CS 344 Projects: Backup Plan | CS 344 Spring 2023 at Calvin University

I don’t yet see a specific project proposal from you. To make things simple, I’m offering a menu of three project options.

Application: Compete in https://babylm.github.io/ (train a language model on only data that a human child plausibly has access to).
- Suggestion: initialize your model wisely. I have some ideas; once you have a baseline, come chat with me.
Interpretability: Follow the steps at Concrete Steps to Get Started in Transformer Mechanistic Interpretability - AI Alignment Forum and report on an experiment you run.

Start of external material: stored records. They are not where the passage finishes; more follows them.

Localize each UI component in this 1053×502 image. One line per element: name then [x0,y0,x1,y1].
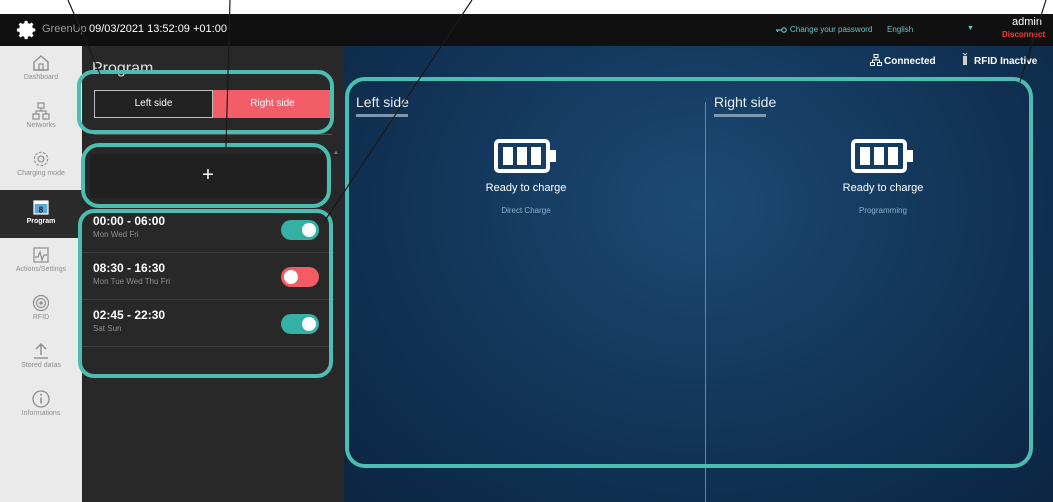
brand-name: GreenUp [42,23,87,35]
schedule-toggle[interactable] [281,314,319,334]
right-side-underline [714,114,766,117]
gear-icon [33,151,49,167]
schedule-time: 08:30 - 16:30 [93,261,166,275]
schedule-days: Mon Wed Fri [93,230,139,239]
user-name: admin [1012,16,1042,28]
sidebar-item-informations[interactable]: Informations [0,382,82,430]
change-password-link[interactable]: Change your password [790,25,872,34]
rfid-card-icon [962,52,968,65]
network-icon [32,102,50,120]
side-divider [705,102,706,502]
svg-text:8: 8 [39,206,44,215]
schedule-time: 02:45 - 22:30 [93,308,166,322]
schedule-toggle[interactable] [281,220,319,240]
current-datetime: 09/03/2021 13:52:09 +01:00 [89,23,227,35]
chevron-down-icon[interactable]: ▼ [967,25,974,32]
sidebar-item-label: RFID [32,314,50,321]
program-panel: Program Left side Right side + ▲ 00:00 -… [82,46,344,502]
top-margin [0,0,1053,14]
schedule-days: Sat Sun [93,324,122,333]
right-side-title: Right side [714,94,777,110]
schedule-toggle[interactable] [281,267,319,287]
scroll-up-icon[interactable]: ▲ [333,150,339,156]
divider [94,134,332,135]
home-icon [33,55,49,71]
toggle-knob [302,223,316,237]
info-icon [32,390,50,408]
sidebar-item-stored-datas[interactable]: Stored datas [0,334,82,382]
charger-status-area: Connected RFID Inactive Left side Right … [344,46,1053,502]
sidebar-item-label: Informations [21,410,61,417]
sidebar-item-charging-mode[interactable]: Charging mode [0,142,82,190]
sidebar-item-actions-settings[interactable]: Actions/Settings [0,238,82,286]
sidebar-nav: Dashboard Networks Charging mode 8 Progr… [0,46,82,502]
right-charge-mode: Programming [858,206,907,215]
network-icon [870,54,882,66]
battery-icon [494,139,556,173]
tab-left-side[interactable]: Left side [94,90,213,118]
key-icon [776,27,787,33]
schedule-row[interactable]: 02:45 - 22:30 Sat Sun [82,300,334,347]
left-side-underline [356,114,408,117]
rfid-status: RFID Inactive [974,56,1038,67]
schedule-row[interactable]: 08:30 - 16:30 Mon Tue Wed Thu Fri [82,253,334,300]
sidebar-item-label: Networks [26,122,56,129]
top-bar: GreenUp 09/03/2021 13:52:09 +01:00 Chang… [0,14,1053,46]
app-window: GreenUp 09/03/2021 13:52:09 +01:00 Chang… [0,0,1053,502]
sidebar-item-label: Dashboard [23,74,59,81]
schedule-time: 00:00 - 06:00 [93,214,166,228]
sidebar-item-label: Program [26,218,56,225]
left-charge-mode: Direct Charge [501,206,551,215]
page-title: Program [92,60,154,77]
upload-icon [34,343,48,359]
battery-icon [851,139,913,173]
toggle-knob [284,270,298,284]
tab-right-side[interactable]: Right side [213,90,332,118]
calendar-icon: 8 [33,200,49,215]
left-side-title: Left side [356,94,409,110]
sidebar-item-program[interactable]: 8 Program [0,190,82,238]
sidebar-item-label: Charging mode [17,170,65,177]
rfid-icon [32,294,50,312]
connection-status: Connected [884,56,936,67]
side-selector: Left side Right side [94,90,332,118]
sidebar-item-label: Actions/Settings [15,266,67,273]
sidebar-item-rfid[interactable]: RFID [0,286,82,334]
sidebar-item-networks[interactable]: Networks [0,94,82,142]
chart-icon [33,247,49,263]
sidebar-item-label: Stored datas [21,362,61,369]
right-charge-state: Ready to charge [842,182,924,194]
gear-logo-icon [16,20,36,40]
toggle-knob [302,317,316,331]
left-charge-state: Ready to charge [485,182,567,194]
disconnect-link[interactable]: Disconnect [1002,30,1045,39]
schedule-row[interactable]: 00:00 - 06:00 Mon Wed Fri [82,206,334,253]
sidebar-item-dashboard[interactable]: Dashboard [0,46,82,94]
language-select[interactable]: English [887,25,913,34]
add-schedule-button[interactable]: + [90,154,326,198]
schedule-days: Mon Tue Wed Thu Fri [93,277,171,286]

Architectural Variation: Try one variation on the Transformer architecture and report on your results. Pre-approved variations:
- Any of the variations described in x-transformers (these are already implemented in that library; you can just run the experiments). If you do this, think of one additional small tweak you could make to the architecture and try it out.

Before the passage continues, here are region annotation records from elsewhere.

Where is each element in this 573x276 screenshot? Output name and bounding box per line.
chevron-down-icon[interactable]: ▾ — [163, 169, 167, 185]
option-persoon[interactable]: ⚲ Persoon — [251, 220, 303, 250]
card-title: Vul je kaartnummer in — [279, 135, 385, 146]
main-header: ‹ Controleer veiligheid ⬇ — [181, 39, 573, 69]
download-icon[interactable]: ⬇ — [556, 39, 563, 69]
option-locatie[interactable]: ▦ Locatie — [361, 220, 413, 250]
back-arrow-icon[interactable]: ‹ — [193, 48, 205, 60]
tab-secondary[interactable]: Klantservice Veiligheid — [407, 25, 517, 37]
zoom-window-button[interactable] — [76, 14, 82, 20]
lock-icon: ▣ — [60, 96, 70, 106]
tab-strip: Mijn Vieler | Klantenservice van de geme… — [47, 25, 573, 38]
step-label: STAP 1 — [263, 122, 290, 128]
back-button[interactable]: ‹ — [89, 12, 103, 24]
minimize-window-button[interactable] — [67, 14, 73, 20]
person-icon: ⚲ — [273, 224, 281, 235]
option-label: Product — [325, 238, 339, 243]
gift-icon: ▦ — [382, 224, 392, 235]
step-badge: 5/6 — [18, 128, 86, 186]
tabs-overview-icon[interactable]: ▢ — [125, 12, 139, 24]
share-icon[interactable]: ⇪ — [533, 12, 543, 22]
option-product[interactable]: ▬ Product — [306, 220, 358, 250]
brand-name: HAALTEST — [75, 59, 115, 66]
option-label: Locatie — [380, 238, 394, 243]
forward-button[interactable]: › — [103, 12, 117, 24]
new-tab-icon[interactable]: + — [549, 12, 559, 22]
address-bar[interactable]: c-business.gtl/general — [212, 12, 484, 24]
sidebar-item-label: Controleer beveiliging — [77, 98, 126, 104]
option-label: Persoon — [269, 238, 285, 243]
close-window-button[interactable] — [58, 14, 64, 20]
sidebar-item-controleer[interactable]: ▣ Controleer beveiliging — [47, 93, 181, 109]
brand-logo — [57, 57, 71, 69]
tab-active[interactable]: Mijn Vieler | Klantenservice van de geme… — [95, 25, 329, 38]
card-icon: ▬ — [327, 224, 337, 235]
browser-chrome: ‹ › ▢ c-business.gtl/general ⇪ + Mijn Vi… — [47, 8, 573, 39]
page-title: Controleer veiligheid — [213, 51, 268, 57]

- During training, have the model attempt to predict N tokens ahead, rather than just the next token. (One way to do this would be to mask out the last N tokens of the input. You could adapt the “Forgetful Causal Mask” implementation in x-transformers.)

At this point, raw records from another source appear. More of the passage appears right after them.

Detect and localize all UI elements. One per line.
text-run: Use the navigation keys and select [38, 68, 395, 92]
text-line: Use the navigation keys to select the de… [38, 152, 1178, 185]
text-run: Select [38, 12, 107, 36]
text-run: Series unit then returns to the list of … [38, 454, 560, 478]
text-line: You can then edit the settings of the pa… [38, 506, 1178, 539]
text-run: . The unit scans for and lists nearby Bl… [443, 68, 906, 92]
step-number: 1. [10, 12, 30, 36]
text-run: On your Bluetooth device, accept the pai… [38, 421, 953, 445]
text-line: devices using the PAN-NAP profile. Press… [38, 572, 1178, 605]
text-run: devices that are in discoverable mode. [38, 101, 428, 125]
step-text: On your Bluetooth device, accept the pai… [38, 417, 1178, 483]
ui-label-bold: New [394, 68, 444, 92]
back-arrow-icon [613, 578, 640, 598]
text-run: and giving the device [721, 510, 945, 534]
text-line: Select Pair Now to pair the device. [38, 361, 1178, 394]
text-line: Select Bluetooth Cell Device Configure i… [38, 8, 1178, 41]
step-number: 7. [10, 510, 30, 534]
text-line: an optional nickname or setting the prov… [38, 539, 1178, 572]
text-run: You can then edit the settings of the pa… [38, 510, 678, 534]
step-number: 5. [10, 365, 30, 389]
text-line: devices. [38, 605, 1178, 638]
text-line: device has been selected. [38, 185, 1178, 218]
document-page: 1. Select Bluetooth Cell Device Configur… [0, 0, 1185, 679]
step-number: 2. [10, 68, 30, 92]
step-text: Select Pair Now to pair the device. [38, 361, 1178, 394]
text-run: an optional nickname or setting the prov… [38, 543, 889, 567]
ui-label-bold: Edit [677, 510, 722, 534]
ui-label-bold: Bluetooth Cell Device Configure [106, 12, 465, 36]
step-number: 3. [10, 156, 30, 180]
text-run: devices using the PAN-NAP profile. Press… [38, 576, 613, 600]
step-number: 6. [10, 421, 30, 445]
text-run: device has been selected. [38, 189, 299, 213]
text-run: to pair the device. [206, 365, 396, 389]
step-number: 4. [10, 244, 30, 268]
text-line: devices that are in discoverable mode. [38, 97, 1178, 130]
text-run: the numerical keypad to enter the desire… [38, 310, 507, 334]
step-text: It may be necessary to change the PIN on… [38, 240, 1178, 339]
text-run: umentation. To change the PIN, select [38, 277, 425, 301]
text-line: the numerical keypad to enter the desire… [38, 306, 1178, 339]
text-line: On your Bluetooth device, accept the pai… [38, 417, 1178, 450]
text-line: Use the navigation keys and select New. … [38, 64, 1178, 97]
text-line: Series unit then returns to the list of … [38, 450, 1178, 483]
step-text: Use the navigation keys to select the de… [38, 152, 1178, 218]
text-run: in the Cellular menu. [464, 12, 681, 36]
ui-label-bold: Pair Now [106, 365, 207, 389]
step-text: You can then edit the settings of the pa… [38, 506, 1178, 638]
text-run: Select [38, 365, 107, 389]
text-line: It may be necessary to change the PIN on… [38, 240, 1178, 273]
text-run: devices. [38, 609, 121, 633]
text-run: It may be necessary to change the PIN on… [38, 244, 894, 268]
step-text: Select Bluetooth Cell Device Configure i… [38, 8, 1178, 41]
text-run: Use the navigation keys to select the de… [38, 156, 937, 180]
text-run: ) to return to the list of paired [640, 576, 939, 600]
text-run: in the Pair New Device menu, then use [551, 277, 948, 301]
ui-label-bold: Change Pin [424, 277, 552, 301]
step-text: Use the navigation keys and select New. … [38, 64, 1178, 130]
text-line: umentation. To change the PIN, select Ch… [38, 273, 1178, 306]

- Train the model to predict the text backwards.
  - Easy way: Reverse the input text, then train the model to predict the reversed text.
  - More interesting way: for each input example, sample spans of tokens, and replace each span with <rev> ... <rev>, where <rev> is a new special token.
  - Either way: report on the perplexity of your model on your test set, and compare with the perplexity of a standard model.

Let me know which project you pick. I will make a Discord channel for each Initiative for you to share pointers.